Now if an update statement does not execute, it would be counted as an update, and a read

this DMV shows an overview of indexes, if we want a more detailed outlook we should look at the other one:

sys.dm_db_index_operational_stats

Now first let’s select*:

select*
from sys.dm_db_index_operational_stats(db_id(),object_id(N'dbo.index_usage_demo'),NULL,NULL)

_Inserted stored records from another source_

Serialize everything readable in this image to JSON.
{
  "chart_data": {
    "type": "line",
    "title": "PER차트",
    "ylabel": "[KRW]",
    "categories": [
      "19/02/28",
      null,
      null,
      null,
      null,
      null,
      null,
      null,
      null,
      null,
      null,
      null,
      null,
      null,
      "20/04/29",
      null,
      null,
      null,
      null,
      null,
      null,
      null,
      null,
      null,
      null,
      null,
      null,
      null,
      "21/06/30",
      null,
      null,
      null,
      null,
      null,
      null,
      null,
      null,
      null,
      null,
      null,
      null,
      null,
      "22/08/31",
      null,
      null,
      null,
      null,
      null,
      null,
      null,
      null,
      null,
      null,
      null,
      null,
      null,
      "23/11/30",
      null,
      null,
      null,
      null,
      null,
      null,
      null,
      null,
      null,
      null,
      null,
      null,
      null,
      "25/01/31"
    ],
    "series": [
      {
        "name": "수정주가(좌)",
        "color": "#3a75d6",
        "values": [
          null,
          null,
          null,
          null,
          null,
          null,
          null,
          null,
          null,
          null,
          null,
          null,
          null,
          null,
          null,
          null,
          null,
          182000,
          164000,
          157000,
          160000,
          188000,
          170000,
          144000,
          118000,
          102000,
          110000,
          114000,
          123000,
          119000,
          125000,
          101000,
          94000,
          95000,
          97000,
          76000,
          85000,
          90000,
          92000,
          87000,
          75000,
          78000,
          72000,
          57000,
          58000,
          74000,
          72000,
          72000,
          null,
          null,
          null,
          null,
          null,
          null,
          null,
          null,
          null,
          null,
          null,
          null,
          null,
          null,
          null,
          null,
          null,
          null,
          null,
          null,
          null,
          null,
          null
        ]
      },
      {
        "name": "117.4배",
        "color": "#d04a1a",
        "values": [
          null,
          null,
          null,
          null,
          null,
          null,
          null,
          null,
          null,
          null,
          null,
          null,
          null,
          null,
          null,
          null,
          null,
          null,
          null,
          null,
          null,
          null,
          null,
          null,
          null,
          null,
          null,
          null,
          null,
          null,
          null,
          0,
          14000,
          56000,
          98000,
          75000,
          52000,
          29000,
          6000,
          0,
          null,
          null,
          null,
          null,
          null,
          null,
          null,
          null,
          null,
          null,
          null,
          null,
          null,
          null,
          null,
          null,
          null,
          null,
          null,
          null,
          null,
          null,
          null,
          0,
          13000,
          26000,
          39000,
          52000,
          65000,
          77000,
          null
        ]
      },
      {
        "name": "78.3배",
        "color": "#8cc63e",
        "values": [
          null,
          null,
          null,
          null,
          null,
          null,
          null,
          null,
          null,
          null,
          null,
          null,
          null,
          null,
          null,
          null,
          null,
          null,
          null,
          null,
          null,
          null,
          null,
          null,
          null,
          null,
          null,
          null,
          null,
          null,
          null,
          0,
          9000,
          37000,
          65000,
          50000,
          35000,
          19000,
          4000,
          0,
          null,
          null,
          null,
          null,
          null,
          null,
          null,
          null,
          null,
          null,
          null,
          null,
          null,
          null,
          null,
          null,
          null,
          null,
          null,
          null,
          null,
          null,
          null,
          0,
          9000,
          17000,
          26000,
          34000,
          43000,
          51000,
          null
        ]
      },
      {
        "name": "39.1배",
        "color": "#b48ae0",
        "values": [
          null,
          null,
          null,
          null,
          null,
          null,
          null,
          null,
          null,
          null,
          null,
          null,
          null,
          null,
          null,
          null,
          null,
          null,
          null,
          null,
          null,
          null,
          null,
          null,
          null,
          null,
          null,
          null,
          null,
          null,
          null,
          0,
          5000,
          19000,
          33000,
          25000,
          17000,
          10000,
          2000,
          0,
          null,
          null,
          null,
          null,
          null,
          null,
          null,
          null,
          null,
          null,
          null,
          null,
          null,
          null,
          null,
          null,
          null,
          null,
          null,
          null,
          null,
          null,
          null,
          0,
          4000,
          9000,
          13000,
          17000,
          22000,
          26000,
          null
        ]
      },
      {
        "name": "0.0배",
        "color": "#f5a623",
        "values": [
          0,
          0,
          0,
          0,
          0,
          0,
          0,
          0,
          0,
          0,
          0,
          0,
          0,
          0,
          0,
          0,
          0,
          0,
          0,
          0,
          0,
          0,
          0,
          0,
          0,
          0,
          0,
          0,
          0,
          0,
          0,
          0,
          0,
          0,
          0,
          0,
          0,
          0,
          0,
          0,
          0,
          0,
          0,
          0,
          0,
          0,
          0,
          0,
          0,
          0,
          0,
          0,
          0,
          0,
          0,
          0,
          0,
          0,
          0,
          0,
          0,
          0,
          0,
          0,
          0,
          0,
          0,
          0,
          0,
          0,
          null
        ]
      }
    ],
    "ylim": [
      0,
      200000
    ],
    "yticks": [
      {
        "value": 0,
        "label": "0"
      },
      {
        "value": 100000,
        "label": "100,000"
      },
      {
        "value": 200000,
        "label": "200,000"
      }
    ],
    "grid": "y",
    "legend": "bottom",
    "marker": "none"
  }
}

Now the last two parameters are for index_id and partition_id

so we have:

database_id
object_id
index_id
partition_number
hobt_id
leaf_insert_count how many inserts did happen on leaf level records row by row, unlike the other one usage stats since the last server restart
leaf_delete_count
leaf_update_count
leaf_ghost_count
nonleaf_……
leaf_allocation_count: how many pages have been allocated to an index or a heap, if a heap, how many pages were added, if an index, how many page splits
nonleaf…….

now we start seeing singleton lookups,range-scans, and forwarded fetch
lob_fetch, is how many times we retrieved
the lob_orphan stuff is for bulk inserts

now here we start to see the columns related to locks and latches

now here we see compression and row-versioning columns

now as you can see, the amount of data is overwhelming

so whenever we use it, we have to tailor it to our specific needs

now here we are going to create a table to demonstrate the seek operations:

Example: singleton-lookups and range scans

create table seeks_demo(
id int not null,
col1 int,
col2 int,
col3 char(7000)
);
create unique clustered index ix_seeks_demo_id_ci on dbo.seeks_demo(id);
create nonclustered index ix_seeks_demo_col1_nci on dbo.seeks_demo(col1);
create nonclustered index ix_seeks_demo_col2_nci on dbo.seeks_demo(col2);
with 
n1(c) as (select 0 union all select 0),
n2(c) as (select 0 from n1 as t1 cross join n1 as t2),
n3(c) as (select 0 from n2 as t1 cross join n2 as t2),
ids(id) as (select row_number() over ( order by (select null)) from n3)
insert into dbo.seeks_demo(id,col1,col2)
select id, id*2,id*20
from ids

After that, we select with point-lookup and range-scan like:

--- range scan
select col1
from seeks_demo with ( index = ix_seeks_demo_col1_nci)
where col1>0
---- singleton-lookup with key-lookup
select *
from seeks_demo with(index = ix_seeks_demo_col1_nci)
where col1 = 2

Now if we index_operatinal_stats like:

select i.name as index_name,singleton_lookup_count,range_scan_count
from sys.dm_db_index_operational_stats(db_id(),object_id(N'dbo.seeks_demo'),NULL,NULL) op inner join 
     sys.indexes i on i.object_id = op.object_id
     and i.index_id = op.index_id

We would get:

But if we point-lookup only:

select col1
from col1 with(index = ix_seeks_demo_col1_nci)
where col1 = 1

We get:

even though it was a point-lookup

why is that? because it is not unique, it can return any number of values

but the clustered index is unique

So if we select like:

select id
from seeks_demo
where id = 2

So it records it when it is unique only.

And with that, we are done with DMV for usage and operational index stats.